I'd be happy to help. I tried pushing code but I didn't have the access.

ERROR: Permission to maxspahn/gym_envs_urdf.git denied to behradkhadem.
fatal: Could not read from remote repository.

Please make sure you have the correct access rights
and the repository exists.
maxspahn commented 1 year ago

I sent you the invite to become a contributor. Please continue discussing merge requests and don't abuse the power ;)

behradkhadem commented 1 year ago

I sent you the invite to become a contributor. Please continue discussing merge requests and don't abuse the power ;)

I thought you meant I become a contributor on this branch. I really didn't expect that! 😲🤯 Thanks a lot! I think this made my day!

PS: I pushed.

behradkhadem commented 1 year ago

Dear @maxspahn, everything seems fine to me. I think now we can use this package for RL purposes. I'll try to do a simple pick and place using panda robot. Just a few questions:

Many thanks again!

maxspahn commented 1 year ago

We can import and use our own URDF files, can't we? I'm asking because I'm planning to design a robot for my masters project (in SolidWorks) and then convert it to a URDF file.

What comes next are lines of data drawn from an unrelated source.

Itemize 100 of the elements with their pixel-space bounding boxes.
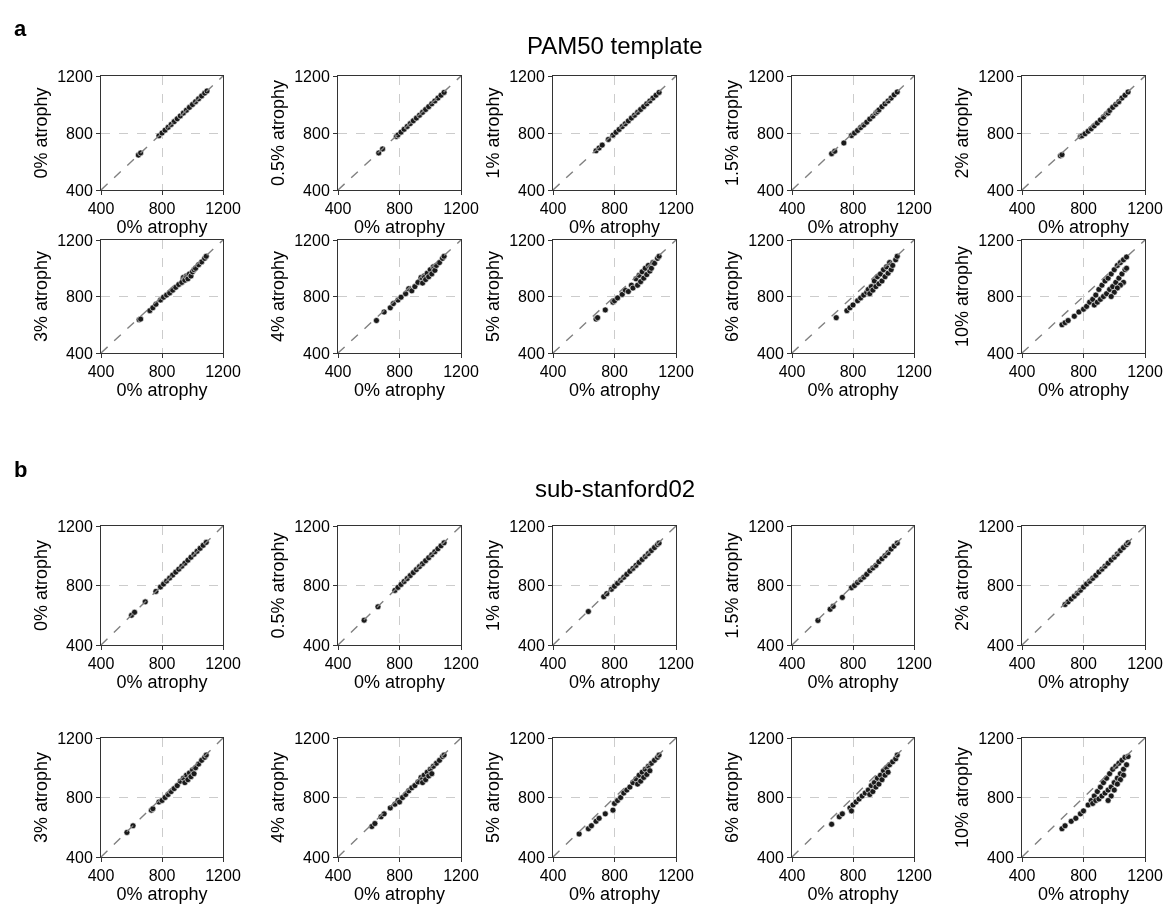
x-tick-label: 800 <box>839 867 867 885</box>
y-tick-label: 400 <box>303 344 330 362</box>
x-axis-title: 0% atrophy <box>353 217 446 238</box>
x-axis-title: 0% atrophy <box>116 380 208 401</box>
text: b <box>14 457 28 482</box>
y-tick-label: 400 <box>303 636 330 654</box>
y-axis-title: 4% atrophy <box>268 250 289 343</box>
y-tick-label: 400 <box>66 344 93 362</box>
y-tick-label: 400 <box>303 181 330 199</box>
y-tick-label: 1200 <box>978 67 1014 85</box>
x-tick-label: 1200 <box>896 867 932 885</box>
y-tick-label: 1200 <box>748 729 784 747</box>
x-tick-label: 800 <box>386 363 413 381</box>
x-tick-label: 800 <box>601 867 628 885</box>
y-axis-title: 0.5% atrophy <box>268 532 289 639</box>
x-tick-label: 1200 <box>1127 363 1163 381</box>
x-tick-label: 1200 <box>443 363 479 381</box>
y-tick-label: 1200 <box>57 67 93 85</box>
y-tick-label: 800 <box>757 124 784 142</box>
x-axis-title: 0% atrophy <box>353 672 446 693</box>
y-tick-label: 1200 <box>57 517 93 535</box>
x-axis-title: 0% atrophy <box>568 217 661 238</box>
y-tick-label: 800 <box>303 789 330 807</box>
y-tick-label: 800 <box>303 124 330 142</box>
x-axis-title: 0% atrophy <box>116 672 208 693</box>
x-tick-label: 400 <box>778 655 806 673</box>
x-tick-label: 400 <box>324 655 352 673</box>
y-tick-label: 1200 <box>978 729 1014 747</box>
y-tick-label: 800 <box>987 577 1014 595</box>
y-tick-label: 1200 <box>978 517 1014 535</box>
y-tick-label: 1200 <box>748 67 784 85</box>
y-tick-label: 800 <box>66 288 93 306</box>
x-tick-label: 400 <box>539 867 567 885</box>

Yes, you can. However, the robot you are creating must be of one of the supported types (holonomic, diff-drive or bicycle model).

Do we have a camera sensor? I remember seeing something related to it inside the package, but I fail to find it now.

No, there is no camera sensor so far.

Are there anything else that I could help developing? I suggest adding a few .md files for future steps and contribution conditions.

Maybe, you could add the camera sensor :smile: . Those contributing files would also be nice to have.